Macron Président joue l’international pour redorer son blason. Au Nord, il consolide le couple franco-allemand avec Angela Merkel. Au Sud, il se propose fédérateur des États européens méditerranéens, défend la Grèce contre la Turquie de Erdogan qui se disputent des eaux pétrolifères. Il réunit ces États à Aiacciu. D’une pierre deux coups, il honore deux maires qui vont entrer dans son jeu électoral contre les nationalistes.
Le système claniste, sous couvert de casaques des partis parisiens mais simples courroies de transmission, s’est effondré car la VIe République de De Gaulle voulait un pouvoir fort pour que le jeu de quilles des partis de la IVe impuissants cesse car il mettait la France sous tutelle des Américains.
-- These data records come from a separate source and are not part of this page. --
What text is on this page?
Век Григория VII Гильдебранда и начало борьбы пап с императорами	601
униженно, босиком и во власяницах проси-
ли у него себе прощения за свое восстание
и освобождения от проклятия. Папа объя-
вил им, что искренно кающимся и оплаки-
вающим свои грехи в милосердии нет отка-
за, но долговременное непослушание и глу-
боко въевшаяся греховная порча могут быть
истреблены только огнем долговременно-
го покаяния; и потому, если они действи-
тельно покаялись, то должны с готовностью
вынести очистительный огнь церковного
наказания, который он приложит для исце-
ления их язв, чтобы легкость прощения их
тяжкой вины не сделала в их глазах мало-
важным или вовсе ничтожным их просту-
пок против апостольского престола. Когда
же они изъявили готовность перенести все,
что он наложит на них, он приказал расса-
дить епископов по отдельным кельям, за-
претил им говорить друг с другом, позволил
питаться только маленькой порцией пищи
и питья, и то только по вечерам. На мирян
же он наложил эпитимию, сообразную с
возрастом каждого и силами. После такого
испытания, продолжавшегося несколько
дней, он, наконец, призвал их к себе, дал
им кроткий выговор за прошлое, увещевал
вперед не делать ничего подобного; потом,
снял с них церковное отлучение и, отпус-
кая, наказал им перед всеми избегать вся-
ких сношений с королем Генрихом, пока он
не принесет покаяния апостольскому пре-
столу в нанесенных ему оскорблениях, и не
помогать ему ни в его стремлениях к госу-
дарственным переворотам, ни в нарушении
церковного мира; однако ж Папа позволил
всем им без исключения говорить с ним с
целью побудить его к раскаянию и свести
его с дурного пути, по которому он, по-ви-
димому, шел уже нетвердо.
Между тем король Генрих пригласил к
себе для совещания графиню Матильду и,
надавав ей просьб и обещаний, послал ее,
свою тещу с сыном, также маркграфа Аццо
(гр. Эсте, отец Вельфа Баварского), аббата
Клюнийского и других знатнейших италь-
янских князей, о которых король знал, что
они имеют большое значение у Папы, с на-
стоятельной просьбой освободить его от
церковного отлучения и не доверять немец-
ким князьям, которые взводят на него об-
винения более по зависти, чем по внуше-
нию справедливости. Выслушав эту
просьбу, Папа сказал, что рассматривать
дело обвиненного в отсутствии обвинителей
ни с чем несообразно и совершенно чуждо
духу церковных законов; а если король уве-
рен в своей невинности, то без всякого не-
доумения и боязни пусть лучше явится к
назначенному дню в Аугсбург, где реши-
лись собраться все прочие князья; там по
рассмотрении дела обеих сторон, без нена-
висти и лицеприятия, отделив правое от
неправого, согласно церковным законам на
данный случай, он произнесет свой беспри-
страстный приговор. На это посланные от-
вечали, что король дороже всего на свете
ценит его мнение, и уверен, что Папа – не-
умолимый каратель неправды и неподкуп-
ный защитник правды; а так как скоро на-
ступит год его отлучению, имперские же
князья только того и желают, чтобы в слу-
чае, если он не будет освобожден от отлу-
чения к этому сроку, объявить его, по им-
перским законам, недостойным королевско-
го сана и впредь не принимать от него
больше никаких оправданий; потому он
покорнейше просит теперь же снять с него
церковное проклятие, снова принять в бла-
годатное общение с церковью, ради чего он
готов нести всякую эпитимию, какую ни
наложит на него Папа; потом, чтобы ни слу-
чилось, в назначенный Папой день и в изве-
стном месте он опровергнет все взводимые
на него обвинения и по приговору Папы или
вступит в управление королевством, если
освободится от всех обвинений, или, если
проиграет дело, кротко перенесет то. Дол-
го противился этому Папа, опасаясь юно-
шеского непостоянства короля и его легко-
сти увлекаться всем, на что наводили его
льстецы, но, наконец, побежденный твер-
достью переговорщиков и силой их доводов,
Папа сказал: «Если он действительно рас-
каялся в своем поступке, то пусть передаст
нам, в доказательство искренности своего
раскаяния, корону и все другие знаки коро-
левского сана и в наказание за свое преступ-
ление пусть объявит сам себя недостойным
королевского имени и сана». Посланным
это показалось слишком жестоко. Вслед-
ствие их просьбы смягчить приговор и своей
Le flottement des États européens perdant leur Empires coloniaux et usant leur forces dans des conflits les conduit à faire l’Europe pour espérer faire le poids avec des États continentaux massifs, les USA, l’URSS et en dernier lieu la Chine, les vainqueurs de la dernière guerre mondiale. Ces États d’Europe n’ont plus d’autres choix.
Dans cette Europe en gestation laborieuse, la France reste une République crispée sur son jacobinisme centralisateur. Elle est un frein pour l’Europe qui doit trouver son unité dans sa diversité de Peuples, de cultures, de langues, d’histoires de conflits devenus obsolètes.
Elle est un mur pour le Peuple Corse qu’elle a conduit presqu’à son extinction. Simu à l’ùltima.
Réservoir d’hommes à l’étiage, renouvellement de population présenté comme un progrès, tout tourisme du schéma de développement du rapport secret de l’Hudson Institut pour la Datar. La Corse, un marché captif pour enrichir les producteurs continentaux, elle est parmi les plus pauvres, les plus assistés (60.000 précaires et autant sur le seuil de la précarité). Elle ne maîtrise pas ce tourisme, elle ne maîtrise rien. Sa Terre est au plus offrant. La spéculation et les comportements mafieux ont le champ ouvert.
Face à ce destin programmé, l’Île est assimilée pour être avalée par le boa colonial.
Voir l’aveuglement des natios qui jouent aux élections pour des mandats dans des statuts qui les rend coupables de la fin de leur Peuple qu’ils juraient de sauver est une aberration, alors qu’ils devraient faire front commun comme dans une logique de guerre mais qui ne peut être que celle de citoyens conscients du danger et déterminés à le conjurer.
Nous avons eu quatre statuts particuliers (Deferre, Joxe, Jospin, Caseneuve) mais ils n’ont jamais été des petits vers l’avant, vers le but, vers le sauvetage du Peuple Corse. Ils n’ont été que des entraves pour nous maintenir dans la mare fangeuse.
Espérons le miracle quand même, mais si la mort de notre Peuple sur sa Terre advenait, la responsabilité des natios serait première car ils auraient perdu de vue l’essentiel, la nature du boa colonial qui les enveloppe de salive pour les avaler, et auraient laissé passer l’occasion face à un pouvoir jacobin qui n’a pas su muter à l’heure de l’Europe en chantier, eux ne jouant qu’à des jeux électoralistes entre eux. Misère de misère. La messe est-elle presque dite ?
*Le sabot est un instrument de jeu pour tenir un paquet de cartes et jouer dans un casino.